Scientist in the Lab

The role of TNTs in HIV and neurological diseases: a unique approach to prevent and cure these diseases

HIV is a major infectious disease worldwide, but in developed countries, HIV is becoming a chronic disease thanks to anti-retroviral therapy (ART); however, still several questions about the pathogenesis of the virus. A key unresolved question is how does HIV spread efficiently during acute infection and reactivation in the absence of a significant soluble virus? and despite multiple disadvantages, including physical and immune barriers, infection of poorly entry/replicating cells (DC and macrophages in the mucosa), few numbers of HIV-infected cells, the most produced virus is defective, upon infection/replication cells undergo apoptosis, immune neutralization, and ART for name some. HIV infection or reactivation is fast, reproducible, and successful despite all these issues, suggesting an efficient amplification mechanism. But these mechanisms are poorly understood. A key mechanism that avoids several of the mechanisms described above was discovering HIV transfer by the virological synapses (VS). VS is efficient even in the absence of a soluble virus but requires close cell-to-cell interactions between HIV-infected and uninfected cells, adding a level of complexity because HIV compromises migration as well. To address several of these issues, we recently identified a novel mechanism of long-range cell-to-cell mediated infection by Tunneling Nanotubes (TNTs) that avoid most of the disadvantages described above. The TNT structure, function, related infectivity, and role in viral amplification are the focus of our proposal.

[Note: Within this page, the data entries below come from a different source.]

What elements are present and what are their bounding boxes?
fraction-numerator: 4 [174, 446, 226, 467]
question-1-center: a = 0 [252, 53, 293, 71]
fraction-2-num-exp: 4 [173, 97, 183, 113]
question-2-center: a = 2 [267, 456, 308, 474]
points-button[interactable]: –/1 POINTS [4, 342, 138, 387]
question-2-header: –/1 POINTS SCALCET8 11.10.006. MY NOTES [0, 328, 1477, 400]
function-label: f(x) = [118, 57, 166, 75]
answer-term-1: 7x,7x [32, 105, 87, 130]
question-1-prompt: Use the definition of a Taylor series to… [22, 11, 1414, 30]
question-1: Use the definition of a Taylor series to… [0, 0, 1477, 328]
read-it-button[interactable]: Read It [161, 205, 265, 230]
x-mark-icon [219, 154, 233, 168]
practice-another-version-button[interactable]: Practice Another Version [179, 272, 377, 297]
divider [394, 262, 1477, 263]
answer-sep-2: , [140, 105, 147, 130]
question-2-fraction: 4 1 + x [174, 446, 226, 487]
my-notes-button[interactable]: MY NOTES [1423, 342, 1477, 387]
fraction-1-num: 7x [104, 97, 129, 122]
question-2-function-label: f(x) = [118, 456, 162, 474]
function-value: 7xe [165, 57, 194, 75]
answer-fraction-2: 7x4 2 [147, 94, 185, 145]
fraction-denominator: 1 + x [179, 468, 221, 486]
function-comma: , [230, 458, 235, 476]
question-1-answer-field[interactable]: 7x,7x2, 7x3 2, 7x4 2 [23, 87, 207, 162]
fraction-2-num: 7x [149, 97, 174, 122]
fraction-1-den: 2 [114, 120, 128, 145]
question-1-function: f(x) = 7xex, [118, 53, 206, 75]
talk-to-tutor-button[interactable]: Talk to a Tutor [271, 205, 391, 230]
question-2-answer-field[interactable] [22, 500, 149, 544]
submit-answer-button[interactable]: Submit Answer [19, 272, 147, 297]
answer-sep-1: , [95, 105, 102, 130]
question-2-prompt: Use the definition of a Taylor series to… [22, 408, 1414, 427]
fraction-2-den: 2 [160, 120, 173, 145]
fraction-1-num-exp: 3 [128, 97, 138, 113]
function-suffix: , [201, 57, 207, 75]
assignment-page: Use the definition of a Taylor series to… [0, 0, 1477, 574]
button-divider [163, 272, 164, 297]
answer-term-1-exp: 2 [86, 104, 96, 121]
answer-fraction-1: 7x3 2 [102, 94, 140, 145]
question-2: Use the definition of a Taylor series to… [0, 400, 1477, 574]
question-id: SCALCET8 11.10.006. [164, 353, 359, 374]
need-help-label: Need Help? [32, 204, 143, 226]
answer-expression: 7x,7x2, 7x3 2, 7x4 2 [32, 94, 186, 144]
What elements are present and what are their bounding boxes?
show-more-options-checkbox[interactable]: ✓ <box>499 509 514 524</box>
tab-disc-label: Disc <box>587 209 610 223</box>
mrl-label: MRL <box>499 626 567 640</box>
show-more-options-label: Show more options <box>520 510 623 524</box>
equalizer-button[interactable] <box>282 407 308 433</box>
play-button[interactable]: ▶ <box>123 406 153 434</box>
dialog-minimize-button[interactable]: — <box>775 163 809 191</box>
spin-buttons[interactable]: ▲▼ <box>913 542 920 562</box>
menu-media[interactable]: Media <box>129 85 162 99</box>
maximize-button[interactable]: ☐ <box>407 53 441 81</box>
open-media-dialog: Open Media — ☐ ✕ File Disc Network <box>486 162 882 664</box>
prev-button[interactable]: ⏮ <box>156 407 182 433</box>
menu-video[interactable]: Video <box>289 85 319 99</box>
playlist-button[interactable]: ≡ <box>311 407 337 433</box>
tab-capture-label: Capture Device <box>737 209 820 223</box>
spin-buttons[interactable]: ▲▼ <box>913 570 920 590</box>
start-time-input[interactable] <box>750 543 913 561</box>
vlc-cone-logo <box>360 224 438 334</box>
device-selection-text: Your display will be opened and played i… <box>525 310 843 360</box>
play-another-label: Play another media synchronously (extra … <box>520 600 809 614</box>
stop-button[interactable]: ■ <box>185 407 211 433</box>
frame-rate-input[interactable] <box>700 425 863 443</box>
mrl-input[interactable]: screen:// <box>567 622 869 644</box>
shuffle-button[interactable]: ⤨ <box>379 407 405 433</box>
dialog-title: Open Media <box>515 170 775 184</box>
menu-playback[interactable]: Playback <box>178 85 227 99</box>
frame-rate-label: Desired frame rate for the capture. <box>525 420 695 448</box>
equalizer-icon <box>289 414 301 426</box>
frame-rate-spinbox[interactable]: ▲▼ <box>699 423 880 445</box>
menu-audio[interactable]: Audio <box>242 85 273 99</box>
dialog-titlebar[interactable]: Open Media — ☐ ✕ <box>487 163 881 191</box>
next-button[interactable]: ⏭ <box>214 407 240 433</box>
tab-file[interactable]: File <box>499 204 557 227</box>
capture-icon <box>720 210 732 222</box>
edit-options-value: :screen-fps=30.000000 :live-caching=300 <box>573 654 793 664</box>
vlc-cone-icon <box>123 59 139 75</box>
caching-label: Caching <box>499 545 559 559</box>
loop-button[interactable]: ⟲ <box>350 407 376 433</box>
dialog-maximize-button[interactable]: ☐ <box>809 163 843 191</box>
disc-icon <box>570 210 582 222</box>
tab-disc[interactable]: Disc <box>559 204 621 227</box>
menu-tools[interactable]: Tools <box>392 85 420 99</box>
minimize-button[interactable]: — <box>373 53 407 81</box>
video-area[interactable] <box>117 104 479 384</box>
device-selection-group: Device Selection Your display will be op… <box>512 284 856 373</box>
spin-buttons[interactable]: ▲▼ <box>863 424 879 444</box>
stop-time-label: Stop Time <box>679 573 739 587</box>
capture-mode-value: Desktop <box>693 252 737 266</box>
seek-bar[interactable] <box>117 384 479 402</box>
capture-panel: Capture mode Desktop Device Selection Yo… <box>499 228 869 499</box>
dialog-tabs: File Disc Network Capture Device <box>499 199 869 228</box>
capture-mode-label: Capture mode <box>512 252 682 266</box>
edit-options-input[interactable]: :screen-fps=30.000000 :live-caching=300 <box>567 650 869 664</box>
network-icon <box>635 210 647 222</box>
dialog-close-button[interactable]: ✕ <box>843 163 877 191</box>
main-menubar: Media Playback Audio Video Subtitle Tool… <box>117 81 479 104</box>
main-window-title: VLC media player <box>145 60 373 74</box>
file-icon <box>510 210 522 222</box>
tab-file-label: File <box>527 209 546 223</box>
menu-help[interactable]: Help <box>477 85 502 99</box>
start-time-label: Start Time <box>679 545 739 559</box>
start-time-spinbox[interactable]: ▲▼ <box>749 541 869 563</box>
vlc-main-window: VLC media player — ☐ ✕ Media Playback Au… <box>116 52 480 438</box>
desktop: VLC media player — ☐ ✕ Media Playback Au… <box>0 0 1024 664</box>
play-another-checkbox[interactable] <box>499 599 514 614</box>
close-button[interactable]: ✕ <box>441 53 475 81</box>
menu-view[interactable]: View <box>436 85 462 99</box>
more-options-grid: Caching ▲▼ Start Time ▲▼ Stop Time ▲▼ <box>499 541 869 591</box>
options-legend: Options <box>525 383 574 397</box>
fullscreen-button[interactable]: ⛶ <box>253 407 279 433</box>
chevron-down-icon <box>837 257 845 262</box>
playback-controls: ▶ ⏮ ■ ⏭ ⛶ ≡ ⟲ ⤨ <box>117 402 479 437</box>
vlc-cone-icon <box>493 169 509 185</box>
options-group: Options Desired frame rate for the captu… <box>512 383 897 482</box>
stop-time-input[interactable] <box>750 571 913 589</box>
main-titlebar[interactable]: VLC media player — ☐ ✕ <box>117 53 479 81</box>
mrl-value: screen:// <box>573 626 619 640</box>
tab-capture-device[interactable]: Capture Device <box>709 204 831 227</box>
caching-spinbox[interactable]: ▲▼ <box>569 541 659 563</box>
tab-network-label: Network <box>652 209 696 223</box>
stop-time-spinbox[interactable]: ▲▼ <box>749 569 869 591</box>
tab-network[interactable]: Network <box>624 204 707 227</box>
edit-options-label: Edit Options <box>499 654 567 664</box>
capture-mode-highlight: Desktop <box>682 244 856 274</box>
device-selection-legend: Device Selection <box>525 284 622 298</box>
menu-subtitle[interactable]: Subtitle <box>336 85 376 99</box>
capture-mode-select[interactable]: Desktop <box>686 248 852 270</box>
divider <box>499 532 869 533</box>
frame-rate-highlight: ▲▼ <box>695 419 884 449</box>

    TNTs are long-range (30-500 µm) cell membrane projections that mediate the direct transfer of organelles and signaling molecules between connected cells. TNTs are not expressed in healthy individuals, but upon disease, TNT proliferates. We identified that HIV infection and reactivation induce TNT formation. TNTs transport HIV and/or viral components that result in the targeted cells' infection as demonstrated in vitro and in vivo. Our data indicate that TNT-mediated HIV transmission is 10-100-fold more efficient than a cell-free virus. TNTs, like VS, protected the virus from neutralizing antibodies, and ART and promote multiple strain infections. Our hypothesis is that “HIV highjack TNT formation and communication to enable viral infectious material to spread between TNT connected cells during early stages of infection and reactivation.” We expect to identify the mechanism by which TNT mediates the transport of viral components from a few HIV-infected cells into uninfected cells. But also, apply this research to neurological diseases such as Tau pathologies where TNTs are used to transmit aggregated proteins.